It’s been two years exactly since you made your exit. I don’t think a day
has passed when I haven’t thought about you or picked up the guitar and
wondered what you would do with it.
Recently I’ve started taking classical guitar lessons in your honour. I remember
once you looked at me in disbelief when I said no-one would care if I could
play Recuerdos de la Alhambra or not and you said to me, “But Mark; you
I was looking at some pictures the other day and going through the
recordings we made together. I wish I could see you doing it all again, hear the
surprises and ask you about the things I still need to know.
I have the recordings but I have to remember that they are only that.
They are the “what” and not the “how”.
I’m working with Beverley Martyn now; she understood you pretty well. Paul loved your music but couldn’t play it; of course you know that. Nobody could; except maybe Geno.
I didn’t know how to deal with the loss. It took awhile for me to figure out
a sense of the road again. There wasn’t anywhere to drive to. I didn’t have
any gigs. Duck Baker helped out. I’m glad you got his letter. He loved you.
Some of the other guys were awkward around you when you were alive and kicking.
I wished I’d followed up more of the clues you gave me, how many times did you mention Johnny Silvo? I nearly missed out there; probably the best singer of a generation. I’ve remedied that now: he’s 74; alive and well in Norway.
If you see Steve, tell him I’m sorry I didn’t visit him more.
The last I heard from you was a funny dream in which you were playing a wild tune you claimed was Winston Churchill’s favourite. You told me its pretty competitive up there and rolled your eyes. It was good to see you again.
Things down here are still pretty grim. The debt bubble you objected to has burst and price is still not acquainted with value. You were always right about that. I remember when I nearly bought that Jaguar XJ we’d been driving past for weeks and those other people were looking at it; “They won’t buy it Mark; look at their shoes…”
Martin Carthy hasn’t returned his MBE yet; some of us down here hope he will.
If I could have the time again we would have stayed at the Hilton more often as opposed to those Travel-lodges but otherwise we lived as high as we could. We certainly ate out a lot.
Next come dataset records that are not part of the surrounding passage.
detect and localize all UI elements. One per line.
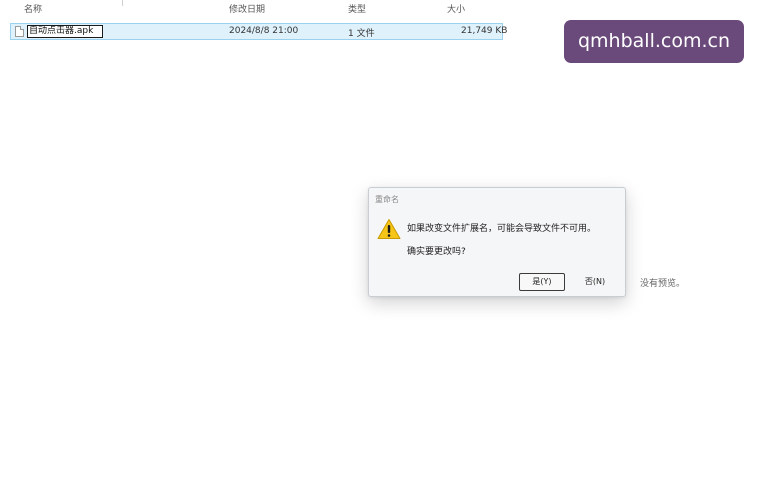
dialog-title: 重命名: [375, 195, 399, 204]
column-header-name[interactable]: 名称: [24, 2, 42, 15]
column-divider[interactable]: [122, 0, 123, 6]
watermark-banner: qmhball.com.cn: [564, 20, 744, 63]
yes-button[interactable]: 是(Y): [519, 273, 565, 291]
column-header-size[interactable]: 大小: [447, 2, 465, 15]
rename-input[interactable]: 自动点击器.apk: [27, 25, 103, 38]
warning-icon: [377, 219, 401, 239]
file-size: 21,749 KB: [461, 26, 508, 36]
dialog-question: 确实要更改吗?: [407, 247, 466, 257]
preview-pane-message: 没有预览。: [640, 279, 686, 289]
column-header-type[interactable]: 类型: [348, 2, 366, 15]
no-button[interactable]: 否(N): [572, 273, 618, 291]
file-modified-date: 2024/8/8 21:00: [229, 26, 299, 36]
column-header-modified[interactable]: 修改日期: [229, 2, 265, 15]
file-type: 1 文件: [348, 29, 375, 39]
file-row-selected[interactable]: 自动点击器.apk 2024/8/8 21:00 1 文件 21,749 KB: [10, 23, 507, 40]
rename-confirm-dialog: 重命名 如果改变文件扩展名，可能会导致文件不可用。 确实要更改吗? 是(Y) 否…: [368, 187, 626, 297]
dialog-message: 如果改变文件扩展名，可能会导致文件不可用。: [407, 224, 597, 234]
file-icon: [15, 26, 24, 37]
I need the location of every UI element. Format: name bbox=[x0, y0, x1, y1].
You’d taught guitar for twenty-five years and had had enough of that I know. You were living the real blues and I’m glad we got to share it with all those people.
The work you did then is what has led to all the new people continuing to discover your music now.
One day I’ll stand by your resting place and pour a glass of wine on the ground as you asked. I’m sorry I haven’t been able to do that yet.